Pretendieron también en vano
encerrarle en el gabinete y que se quedase allí entretenido con algunas
revistas ilustradas que había encima de una mesa. Pero en cuanto lo dejaban
solo se escapaba del gabinete y entraba en la habitación del enfermo, y al
enfermo entonces le daba la risa y no podía morirse.
-Vamos, Fernando, no seas
pesado-, le decía su mujer. -Estos señores han venido a verte morir y tienen
prisa. No puedes hacerles esperar tanto tiempo.
El enfermo comprendía que su
mujer tenía razón y que, además, estaba poniendo en ridículo al médico, que
había hecho sus cálculos y todo.
Pero no podía remediarlo. Era
algo más fuerte que él. Aquel caballo en la alcoba le producía una risa, todo
lo ridícula que se quiera, pero que le impedía morirse seriamente.
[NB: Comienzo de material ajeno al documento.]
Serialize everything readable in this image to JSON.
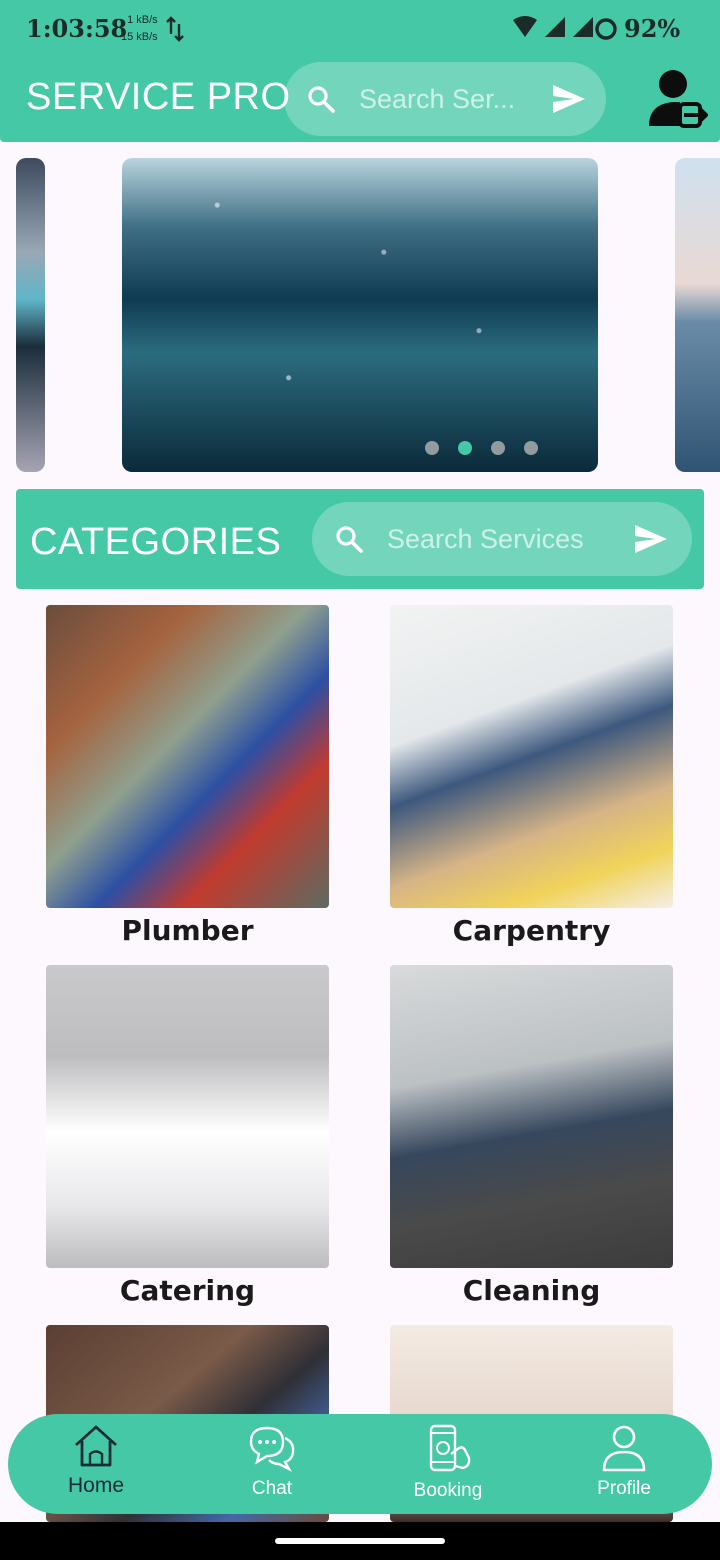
{
  "status_bar": {
    "time": "1:03:58",
    "speed_up": "1 kB/s",
    "speed_down": "15 kB/s",
    "battery": "92%",
    "icons": [
      "data-transfer-icon",
      "wifi-icon",
      "signal-icon",
      "signal-icon",
      "battery-icon"
    ]
  },
  "app_bar": {
    "title": "SERVICE PRO",
    "search_placeholder": "Search Ser...",
    "icons": [
      "search-icon",
      "send-icon",
      "logout-icon"
    ]
  },
  "carousel": {
    "slide_count": 4,
    "active_index": 1
  },
  "categories": {
    "title": "CATEGORIES",
    "search_placeholder": "Search Services",
    "items": [
      {
        "label": "Plumber"
      },
      {
        "label": "Carpentry"
      },
      {
        "label": "Catering"
      },
      {
        "label": "Cleaning"
      },
      {
        "label": ""
      },
      {
        "label": ""
      }
    ]
  },
  "bottom_nav": {
    "items": [
      {
        "label": "Home",
        "icon": "home-icon",
        "active": true
      },
      {
        "label": "Chat",
        "icon": "chat-icon",
        "active": false
      },
      {
        "label": "Booking",
        "icon": "booking-icon",
        "active": false
      },
      {
        "label": "Profile",
        "icon": "profile-icon",
        "active": false
      }
    ]
  },
  "colors": {
    "accent": "#45c8a6",
    "background": "#fdf8fd",
    "text_dark": "#1a1a1a"
  }
}
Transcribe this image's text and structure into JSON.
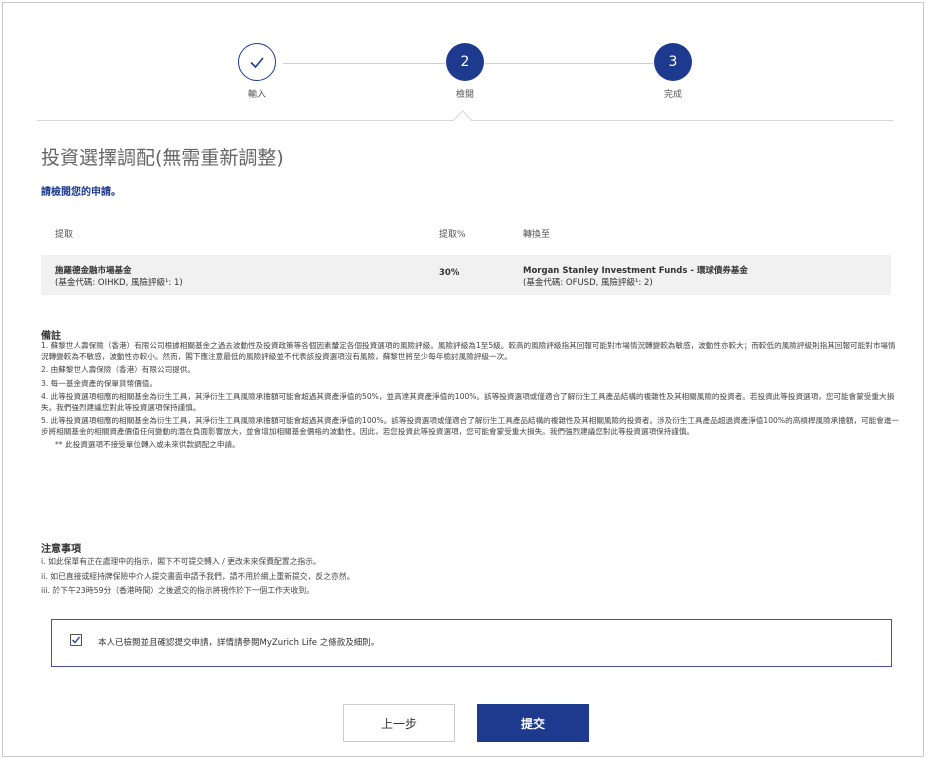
{
  "stepper": {
    "steps": [
      {
        "label": "輸入",
        "number": "",
        "state": "done"
      },
      {
        "label": "檢閱",
        "number": "2",
        "state": "active"
      },
      {
        "label": "完成",
        "number": "3",
        "state": "active"
      }
    ]
  },
  "page": {
    "title": "投資選擇調配(無需重新調整)",
    "subtitle": "請檢閱您的申請。"
  },
  "table": {
    "headers": [
      "提取",
      "提取%",
      "轉換至"
    ],
    "row": {
      "from_name": "施羅德金融市場基金",
      "from_detail": "(基金代碼: OIHKD, 風險評級¹: 1)",
      "percent": "30%",
      "to_name": "Morgan Stanley Investment Funds - 環球債券基金",
      "to_detail": "(基金代碼: OFUSD, 風險評級¹: 2)"
    }
  },
  "notes": {
    "heading": "備註",
    "items": [
      "1. 蘇黎世人壽保險（香港）有限公司根據相關基金之過去波動性及投資政策等各個因素釐定各個投資選項的風險評級。風險評級為1至5級。較高的風險評級指其回報可能對市場情況轉變較為敏感，波動性亦較大；而較低的風險評級則指其回報可能對市場情況轉變較為不敏感，波動性亦較小。然而，閣下應注意最低的風險評級並不代表該投資選項沒有風險，蘇黎世將至少每年檢討風險評級一次。",
      "2. 由蘇黎世人壽保險（香港）有限公司提供。",
      "3. 每一基金資產的保單貨幣價值。",
      "4. 此等投資選項相應的相關基金為衍生工具，其淨衍生工具風險承擔額可能會超過其資產淨值的50%，並高達其資產淨值的100%。該等投資選項或僅適合了解衍生工具產品結構的複雜性及其相關風險的投資者。若投資此等投資選項，您可能會蒙受重大損失。我們強烈建議您對此等投資選項保持謹慎。",
      "5. 此等投資選項相應的相關基金為衍生工具，其淨衍生工具風險承擔額可能會超過其資產淨值的100%。該等投資選項或僅適合了解衍生工具產品結構的複雜性及其相關風險的投資者。涉及衍生工具產品超過資產淨值100%的高槓桿風險承擔額，可能會進一步將相關基金的相關資產價值任何變動的潛在負面影響放大，並會增加相關基金價格的波動性。因此，若您投資此等投資選項，您可能會蒙受重大損失。我們強烈建議您對此等投資選項保持謹慎。"
    ],
    "extra": "** 此投資選項不接受單位轉入或未來供款調配之申請。"
  },
  "reminders": {
    "heading": "注意事項",
    "items": [
      "i. 如此保單有正在處理中的指示，閣下不可提交轉入 / 更改未來保費配置之指示。",
      "ii. 如已直接或經持牌保險中介人提交書面申請予我們，請不用於網上重新提交，反之亦然。",
      "iii. 於下午23時59分（香港時間）之後遞交的指示將視作於下一個工作天收到。"
    ]
  },
  "confirm": {
    "checked": true,
    "text": "本人已檢閱並且確認提交申請，詳情請參閱MyZurich Life 之條款及細則。"
  },
  "buttons": {
    "back": "上一步",
    "submit": "提交"
  },
  "colors": {
    "primary": "#1d3a8f",
    "row_bg": "#f1f1f1",
    "confirm_border": "#4b4ba8"
  }
}
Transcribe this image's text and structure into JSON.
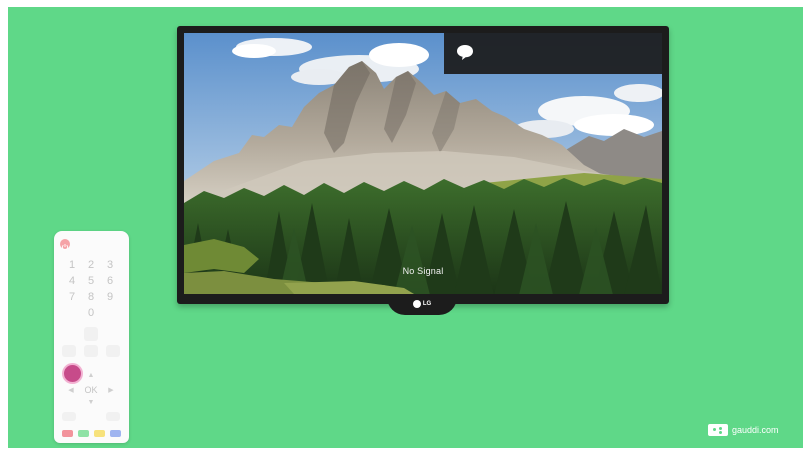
{
  "tv": {
    "status": "No Signal",
    "brand": "LG",
    "notification_icon": "chat-bubble-icon"
  },
  "remote": {
    "power_icon": "power-icon",
    "number_rows": [
      [
        "1",
        "2",
        "3"
      ],
      [
        "4",
        "5",
        "6"
      ],
      [
        "7",
        "8",
        "9"
      ],
      [
        "0"
      ]
    ],
    "ok_label": "OK",
    "color_buttons": [
      "#f2939c",
      "#8ee2a6",
      "#f7e27c",
      "#9fb4f0"
    ],
    "press_indicator_color": "#c74b8a"
  },
  "watermark": {
    "text": "gauddi.com"
  },
  "colors": {
    "background": "#5fd888",
    "tv_frame": "#1c1c1c"
  }
}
-¿Por qué no le canta usted una
romanza a ver si así el caballo se espanta y se va? -le había dicho el médico a
una soprano que estaba allí de visita. Pero la soprano cantaba la romanza y el
caballo, lejos de asustarse, la escuchaba con entusiasmo, y al final, hasta
daba señales de aprobación.
Las visitas, con todas estas
cosas, estaban pasando un rato violentísimo, y para que el enfermo se
distrajese y no le entrase la risa al ver el caballo, iniciaban conversaciones
animadas y acaloradísimas discusiones. Pero era inútil. El enfermo seguía
riéndose al ver al caballo y no había manera de que muriese.
-Acabarás poniéndome nerviosa
-decía la mujer-; si no fueses tan niño como eres, ya podías haberte muerto
hace más de una hora, como te ha ordenado el médico.
-¿Pero, qué quieres que haga? -se
disculpaba el marido avergonzado-. Estas cosas no pueden remediarse. Tú también
te ríes cuando ves que alguien pisa una cáscara de plátano y se resbala.
-Pero yo no me estoy muriendo
como tú -contestaba su esposa con mucha
razón.
El doctor dijo que nunca había
conocido un caso semejante y que lo mejor sería celebrar una consulta con otros
compañeros.
-¿A quién le parece usted que
debemos llamar?
-Yo creo que lo mejor es llamar
al doctor Hernández... Sabe unos chistes muy graciosos y con él no se aburre
uno nunca.
Y entonces vino el doctor
Hernández y en cuanto vio al caballo se puso muy contento y empezó a dar
carreras por el pasillo.
El enfermo se puso furioso.
"Así no hay manera de morirse".
Y se levantó, se vistió y se fue
al Círculo a jugar una partida de póker con sus amigos.
Las visitas y los médicos al poco
rato se fueron también.
Y el caballo, lleno de
aburrimiento, se quedó dormido en la cocina.